What is the current reference?

The current reference is the result of a recent Supreme Court decision that specifies a timeline for the governor and the president to take action against bills passed by the state legislature. The court also believes that the governor and the president’s decisions on such bills will be subject to judicial scrutiny. The current references raise 14 questions, mainly around the interpretation of Articles 200 and 201 to show the court’s point of view. The government has raised questions about the power of courts to set a timetable when they are not specified in the constitution. It questioned whether the actions of the governor and president could be legally legally before the enactment of the bill. The reference also sought the opinions of the Supreme Court of its scope of powers that can be exercised under Article 142.

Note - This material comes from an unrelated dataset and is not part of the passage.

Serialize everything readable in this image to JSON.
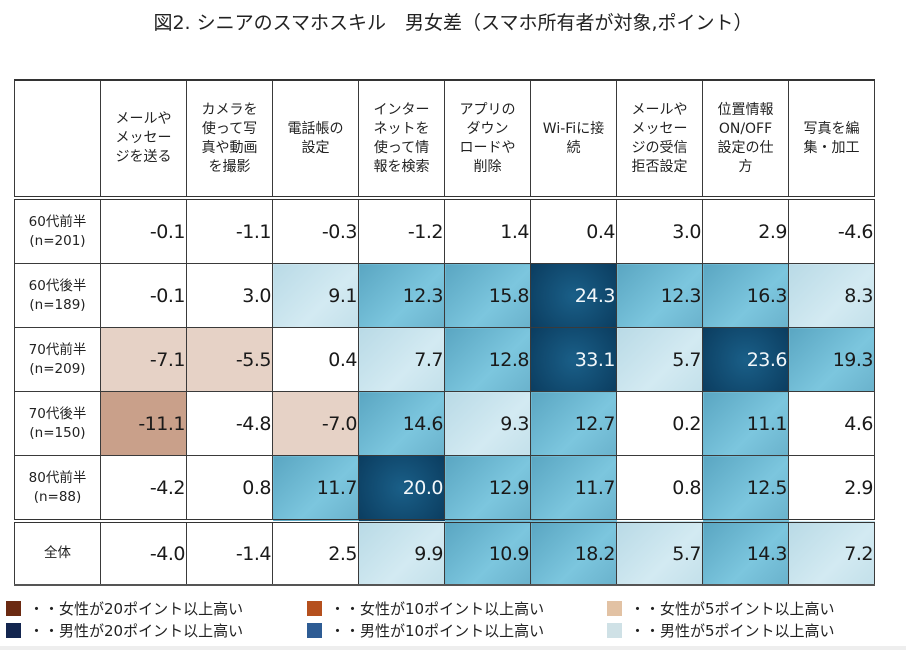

Political differences between coalition governments and opposition state governments have been the main cause of this conflict. The Supreme Court adopted the timeline set for the president in the memorandum of the Office of the Ministry of Home Affairs when it passed its judgment. In Cauvery Dispute Reference (1992), the court held that it could not appeal with its advisory capacity. However, authoritative opinions on this reference will hopefully address these issues surrounding these constitutional provisions, which are crucial to the smooth functioning of our democracy and federalism.

Rangarajan R is a former IAS official and author of The Course of Political Simplified. The views expressed are personal.